Teenagers and tweens are dealing with a lot of physical changes. From acne to weight gain, puberty brings many different symptoms that can affect self-esteem.
It’s important to be aware of these symptoms if you’re a parent or teacher of this age group. This article will cover the basics of physical changes in teens and tweens, how they can affect your child, and what you can do about it.
Read on for more information on teen symptoms and teen health solutions.
What are the physical changes in teens and tweens?
It can take a while for changes in puberty to begin. For some people, puberty happens in late adolescence, in their early or mid-teens.
For others, puberty happens in their early or mid-teens, but without puberty, progression is described below.
Perimenopause Although menopause usually begins in people over the age of 45, perimenopause can occur before this time.
You might be surprised to hear that your perimenopausal phase can start at age of 40 or even younger, especially if you are postmenopausal.
It can also occur before the age of 40 if you have missed periods for 6 months or more.
How can physical changes in adolescents affect one’s self-esteem?
It’s not unusual for adolescents to get frustrated when they don’t fit the body type of the media they consume. Some kids, however, don’t fit into that body type.
Teens with poor body image and low self-esteem struggle more with body image than anyone else.
Depression in teenagers is more common than any other mental health issue. They tend to think about their body, their size, and the changes that are occurring in it.
There can be times when teenagers question their self-worth, especially when they see a negative comment about themselves made online.

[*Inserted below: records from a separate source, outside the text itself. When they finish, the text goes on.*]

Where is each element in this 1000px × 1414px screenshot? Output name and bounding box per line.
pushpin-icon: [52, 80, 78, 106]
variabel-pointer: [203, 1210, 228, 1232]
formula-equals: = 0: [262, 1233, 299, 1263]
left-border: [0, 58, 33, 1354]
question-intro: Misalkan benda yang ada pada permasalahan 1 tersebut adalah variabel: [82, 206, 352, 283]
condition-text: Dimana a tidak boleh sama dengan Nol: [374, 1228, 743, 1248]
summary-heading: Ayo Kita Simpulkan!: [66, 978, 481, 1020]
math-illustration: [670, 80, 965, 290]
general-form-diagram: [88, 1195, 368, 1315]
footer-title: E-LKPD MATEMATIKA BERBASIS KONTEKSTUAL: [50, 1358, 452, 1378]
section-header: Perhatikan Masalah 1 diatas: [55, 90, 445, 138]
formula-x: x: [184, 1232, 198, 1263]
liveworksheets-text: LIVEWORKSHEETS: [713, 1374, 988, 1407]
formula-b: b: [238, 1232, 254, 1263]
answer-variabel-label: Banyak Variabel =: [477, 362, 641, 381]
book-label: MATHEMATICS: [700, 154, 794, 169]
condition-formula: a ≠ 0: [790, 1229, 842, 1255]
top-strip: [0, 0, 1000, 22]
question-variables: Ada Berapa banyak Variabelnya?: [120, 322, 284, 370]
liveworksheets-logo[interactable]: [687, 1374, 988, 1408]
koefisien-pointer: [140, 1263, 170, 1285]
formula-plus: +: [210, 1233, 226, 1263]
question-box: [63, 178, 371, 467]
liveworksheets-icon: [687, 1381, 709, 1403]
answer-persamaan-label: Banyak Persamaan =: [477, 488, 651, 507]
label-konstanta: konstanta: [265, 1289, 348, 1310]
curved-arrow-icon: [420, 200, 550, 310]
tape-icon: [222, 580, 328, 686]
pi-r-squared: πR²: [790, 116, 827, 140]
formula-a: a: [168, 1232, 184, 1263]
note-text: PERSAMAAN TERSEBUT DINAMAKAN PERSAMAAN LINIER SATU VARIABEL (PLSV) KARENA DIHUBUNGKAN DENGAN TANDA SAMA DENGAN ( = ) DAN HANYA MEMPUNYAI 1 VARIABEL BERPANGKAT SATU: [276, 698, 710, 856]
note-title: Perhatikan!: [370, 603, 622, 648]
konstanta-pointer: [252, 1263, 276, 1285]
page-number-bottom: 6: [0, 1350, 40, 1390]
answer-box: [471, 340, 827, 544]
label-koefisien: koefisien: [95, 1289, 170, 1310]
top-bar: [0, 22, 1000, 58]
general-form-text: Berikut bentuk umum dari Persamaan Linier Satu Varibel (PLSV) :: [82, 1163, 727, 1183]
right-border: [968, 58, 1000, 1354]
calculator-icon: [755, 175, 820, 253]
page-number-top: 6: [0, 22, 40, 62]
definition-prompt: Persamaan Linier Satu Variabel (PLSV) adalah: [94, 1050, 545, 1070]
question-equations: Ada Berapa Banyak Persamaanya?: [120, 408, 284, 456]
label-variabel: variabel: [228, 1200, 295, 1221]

For your child, bad body image can lead to other mental health concerns. Many teenagers deal with low self-esteem, anxiety, and depression, and those issues are heightened when they struggle with their body image.
How do you help your child through these changes?
As a teen, you may not have the access to the medical world that younger children have. With the Internet, it’s easier than ever to learn about what is normal, and what needs to be addressed. Here are a few resources to consider:
Puberty as a physical and mental experience. Your teen might also want to ask a counselor at school if he or she has any questions about changes in their body.
It’s not uncommon for kids to want to ask questions about the physical changes they’re experiencing. Again, ask your child’s teacher, counselor, or school social worker about the right people to talk to about these issues.
One of the best ways to get kids to talk about these issues is to listen and ask questions. You can’t understand what they’re going through if you don’t ask.
Understanding the teen years can help parents and teachers so they know what to look for in their child’s physical appearance, and what to do about it.
Knowing the signs of puberty can help a child get the support they need if they are having any difficulties.
If you feel that your child is suffering from any symptoms of puberty or have any concerns about your child, see a doctor.
Physical changes that are noticeable to adults can be normal signs of puberty in young children, but parents and teachers should always keep an eye on this as it’s an indicator of self-esteem and overall health.